Articles of 2008
The Final Bell For Oscar Suarez
Some people stay too late in boxing. Others leave too soon. Oscar Suarez was one of the latter.
Last week boxing lost more than a good young trainer when the 47-year-old Suarez passed away quickly after being diagnosed with pancreatic cancer. It is the same despicable disease that took pro football union chief Gene Upshaw only days after he was diagnosed. It is also what claimed my father in short order, the only time in his life where pain seemed to overcome him in a way he could not hide from the rest of the world.
Pain was Oscar Suarez’s business. He inflicted it at times on his fighters, pushing them physically and mentally to prepare them to be the best they could be. But unlike too many of his peers he also protected his fighters from it when he could, shielding them both from beatings they did not deserve to take and from the mental anguish of having to surrender.
It is a difficult line a trainer walks between pushing his fighters to the brink without sending them over it. Boxing is, after all, the pain business but Suarez seemed to be one of those who understood there are limits.
What I remember most about him was not his greatest triumph in the corner of Acelino Freitas, the wonderfully pleasing Brazilian champion who won the lightweight and super featherweight titles with Suarez in his corner. Rather I recall most the night Suarez did the hardest thing a trainer has to do, which is to tell a brave fighter he has had enough.
In what would be the final fight of Freitas’ career, Suarez stepped into the ring and refused to allow him to take any more punishment from a young Juan Diaz. Suarez understood what Freitas’ angry supporters did not. His man was in an untenable position, fighting a fight he could not win but one that could leave him changed forever.
So he stepped in and defended his fighter when the fighter could no longer defend himself. He did the same thing three years earlier in the only other loss of Freitas’ career but this was a different circumstance. In this fight, Diego Corrales had dropped Freitas three times late in what had been a brutal fight, momentarily breaking Freitas’ spirit.
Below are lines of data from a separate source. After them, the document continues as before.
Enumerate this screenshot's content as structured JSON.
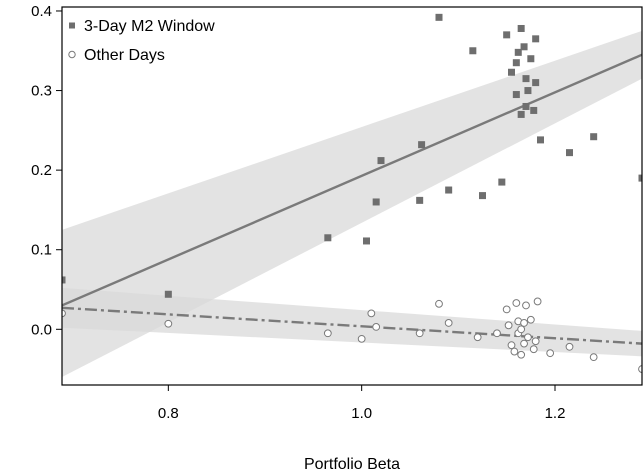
{
  "chart_data": {
    "type": "scatter",
    "title": "",
    "xlabel": "Portfolio Beta",
    "ylabel": "",
    "xlim": [
      0.69,
      1.29
    ],
    "ylim": [
      -0.07,
      0.405
    ],
    "xticks": [
      0.8,
      1.0,
      1.2
    ],
    "xtick_labels": [
      "0.8",
      "1.0",
      "1.2"
    ],
    "yticks": [
      0.0,
      0.1,
      0.2,
      0.3,
      0.4
    ],
    "ytick_labels": [
      "0.0",
      "0.1",
      "0.2",
      "0.3",
      "0.4"
    ],
    "grid": false,
    "legend": "top-left",
    "series": [
      {
        "name": "3-Day M2 Window",
        "marker": "filled-square",
        "color": "#6e6e6e",
        "fit": {
          "x": [
            0.69,
            1.29
          ],
          "y": [
            0.03,
            0.345
          ],
          "ci_lower": [
            -0.06,
            0.315
          ],
          "ci_upper": [
            0.125,
            0.375
          ],
          "line_style": "solid"
        },
        "x": [
          0.69,
          0.8,
          0.965,
          1.005,
          1.015,
          1.02,
          1.06,
          1.062,
          1.08,
          1.09,
          1.115,
          1.125,
          1.145,
          1.15,
          1.155,
          1.16,
          1.16,
          1.162,
          1.165,
          1.165,
          1.168,
          1.17,
          1.17,
          1.172,
          1.175,
          1.178,
          1.18,
          1.18,
          1.185,
          1.215,
          1.24,
          1.29
        ],
        "y": [
          0.062,
          0.044,
          0.115,
          0.111,
          0.16,
          0.212,
          0.162,
          0.232,
          0.392,
          0.175,
          0.35,
          0.168,
          0.185,
          0.37,
          0.323,
          0.335,
          0.295,
          0.348,
          0.378,
          0.27,
          0.355,
          0.315,
          0.28,
          0.3,
          0.34,
          0.275,
          0.31,
          0.365,
          0.238,
          0.222,
          0.242,
          0.19
        ]
      },
      {
        "name": "Other Days",
        "marker": "open-circle",
        "color": "#6e6e6e",
        "fit": {
          "x": [
            0.69,
            1.29
          ],
          "y": [
            0.027,
            -0.018
          ],
          "ci_lower": [
            0.002,
            -0.034
          ],
          "ci_upper": [
            0.052,
            -0.002
          ],
          "line_style": "dash-dot"
        },
        "x": [
          0.69,
          0.8,
          0.965,
          1.0,
          1.01,
          1.015,
          1.06,
          1.08,
          1.09,
          1.12,
          1.14,
          1.15,
          1.152,
          1.155,
          1.158,
          1.16,
          1.162,
          1.162,
          1.165,
          1.165,
          1.168,
          1.168,
          1.17,
          1.172,
          1.175,
          1.178,
          1.18,
          1.182,
          1.195,
          1.215,
          1.24,
          1.29
        ],
        "y": [
          0.02,
          0.007,
          -0.005,
          -0.012,
          0.02,
          0.003,
          -0.005,
          0.032,
          0.008,
          -0.01,
          -0.005,
          0.025,
          0.005,
          -0.02,
          -0.028,
          0.033,
          -0.005,
          0.01,
          0.0,
          -0.032,
          0.008,
          -0.018,
          0.03,
          -0.01,
          0.012,
          -0.025,
          -0.015,
          0.035,
          -0.03,
          -0.022,
          -0.035,
          -0.05
        ]
      }
    ]
  }
}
Freitas clearly elected not to go on even though some felt he was physically able to and thus had somehow been derelict in his duty. Suarez realized the situation and took responsibility for the stoppage, claiming he had told Freitas to quit.
He had not but in both cases Oscar Suarez had served his fighter well. He had stood up for him when he could not stand up for himself, which in some ways is a trainer’s first responsibility.
Suarez also worked with fighters like Naseem Hamed and Jhonny Gonzalez and did a good job with them. How great a trainer he might have become over the years the world will never know but that is really of little consequence today.
What is important is that the boxing world acknowledge it lost a good man, a compassionate man, a man who was an ambassador for his sport. His wife, Marie, has lost a husband. Their children have lost a father. And Popo Freitas has lost his great and good friend.
“I have lost a great friend,’’ Freitas said in a statement issued before he flew from Brazil to New Jersey to visit Suarez in his last days proving he had learned well Oscar Suarez’s greatest lesson. When it is toughest you stand by your man, win or lose. You stand there to the end, doing what you can to ease his pain.
That is what Oscar Suarez did so many times after fights. Long after the crowds were gone and all that was left were the bruises and pain only a fighter knows, he was with his man. With him to the end.